Putusan Mahkamah Konstitusi (MK) Nomor 135/PUU-XXII/2024 yang memisahkan Pemilu Nasional dan Daerah dengan jeda waktu minimal dua tahun telah menimbulkan polemik. Banyak pihak berupaya mencari solusi terbaik atas implikasi putusan ini, terutama bagi para kepala daerah yang masa jabatannya terdampak. Salah satu usulan yang mengemuka adalah perpanjangan masa jabatan kepala daerah.
Asosiasi Pemerintah Kabupaten Seluruh Indonesia (APKASI) secara tegas mendukung perpanjangan masa jabatan kepala daerah selama dua tahun. Mereka berpendapat hal ini merupakan solusi terbaik untuk mencegah diskontinuitas kebijakan pemerintahan.
Perpanjangan Masa Jabatan: Solusi APKASI atas Putusan MK
Ketua Umum APKASI, Bursah Zarnubi, menyatakan bahwa perpanjangan masa jabatan merupakan satu-satunya opsi yang tepat. Ia khawatir jika tidak ada perpanjangan, akan terjadi perbedaan kebijakan yang signifikan antara kepala daerah lama dan baru.
Perbedaan kebijakan ini, menurut Bursah, berpotensi menimbulkan hambatan administrasi dan menghambat program pembangunan daerah yang sudah berjalan. APKASI melihat perpanjangan ini sebagai solusi yang paling logis dan memberikan legitimasi kuat karena kepala daerah terpilih melalui proses Pilkada.
Legitimasi ini sangat penting, menurut Bursah, untuk memastikan kelancaran program pembangunan daerah yang telah direncanakan. Perpanjangan masa jabatan diyakini akan meminimalisir potensi terganggunya program-program strategis daerah.
Putusan MK: Pemisahan Pemilu Nasional dan Daerah
Mahkamah Konstitusi (MK) melalui Putusan Nomor 135/PUU-XXII/2024, mengabulkan sebagian permohonan Perludem. Putusan ini memutuskan pemungutan suara untuk Pemilu Nasional dan Daerah dipisahkan dengan jeda waktu minimal dua tahun dan maksimal dua tahun enam bulan.
Pemilu Nasional mencakup pemilihan anggota DPR, DPD, Presiden, dan Wakil Presiden. Sementara Pemilu Daerah mencakup pemilihan anggota DPRD provinsi dan kabupaten/kota, serta kepala daerah.

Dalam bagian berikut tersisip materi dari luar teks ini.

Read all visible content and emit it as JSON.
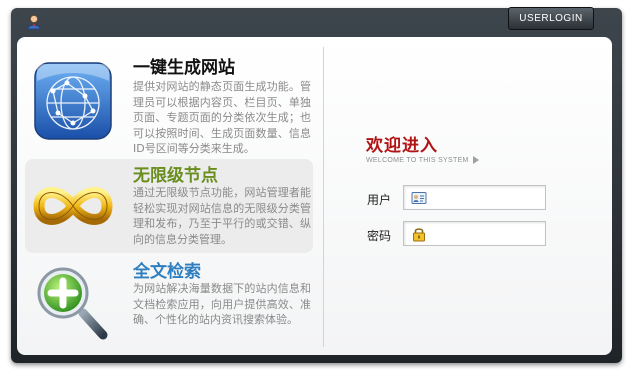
{
  "header": {
    "userlogin_label": "USERLOGIN"
  },
  "features": [
    {
      "title": "一键生成网站",
      "title_color": "#111111",
      "desc": "提供对网站的静态页面生成功能。管理员可以根据内容页、栏目页、单独页面、专题页面的分类依次生成；也可以按照时间、生成页面数量、信息ID号区间等分类来生成。",
      "icon": "network-globe-icon"
    },
    {
      "title": "无限级节点",
      "title_color": "#6a8e1e",
      "desc": "通过无限级节点功能，网站管理者能轻松实现对网站信息的无限级分类管理和发布，乃至于平行的或交错、纵向的信息分类管理。",
      "icon": "infinity-icon"
    },
    {
      "title": "全文检索",
      "title_color": "#2f7fc0",
      "desc": "为网站解决海量数据下的站内信息和文档检索应用，向用户提供高效、准确、个性化的站内资讯搜索体验。",
      "icon": "magnifier-plus-icon"
    }
  ],
  "login": {
    "title": "欢迎进入",
    "subtitle": "WELCOME TO THIS SYSTEM",
    "username_label": "用户",
    "password_label": "密码",
    "username_value": "",
    "password_value": ""
  },
  "colors": {
    "frame": "#2b3137",
    "accent_red": "#b01414"
  }
}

Putusan ini bertujuan untuk menghindari potensi konflik kepentingan dan memastikan proses demokrasi berjalan lebih efektif.
MK menyatakan Pasal 167 ayat (3) UU Nomor 7 Tahun 2017 tentang Pemilihan Umum bertentangan dengan UUD 1945 dan tidak memiliki kekuatan hukum mengikat. Pasal tersebut dimaknai ulang agar pemungutan suara Pemilu Nasional dan Daerah dilaksanakan terpisah dengan jeda waktu yang telah ditentukan.
Dampak Putusan MK dan Tantangan ke Depan
Putusan MK ini membawa sejumlah tantangan bagi pemerintah dan DPR. Salah satu tantangan utama adalah penyesuaian jadwal pelaksanaan Pemilu dan revisi regulasi terkait. DPR masih mengkaji putusan ini, khususnya terkait implikasi bagi masa jabatan DPRD.
Pemerintah juga perlu segera merumuskan langkah-langkah konkret untuk melaksanakan putusan MK. Komisi II DPR mendorong penyusunan RUU Pemilu yang sesuai dengan RPJPN 2025-2045. Proses ini membutuhkan koordinasi yang baik antar lembaga negara untuk memastikan transisi pemerintahan berjalan lancar.
Putusan MK ini menjadi momentum untuk memperbaiki sistem kepemiluan di Indonesia. Pemerintah dan DPR perlu bekerja sama untuk memastikan pelaksanaan putusan MK sesuai dengan prinsip keadilan dan demokrasi. Perlu dipertimbangkan solusi yang terbaik untuk meminimalisir dampak negatif dari putusan ini, termasuk opsi perpanjangan masa jabatan kepala daerah yang diusulkan APKASI. Diskusi dan dialog yang konstruktif antar pemangku kepentingan sangat krusial dalam menentukan langkah selanjutnya. Dengan demikian, stabilitas pemerintahan dan kelanjutan program pembangunan daerah dapat terjaga.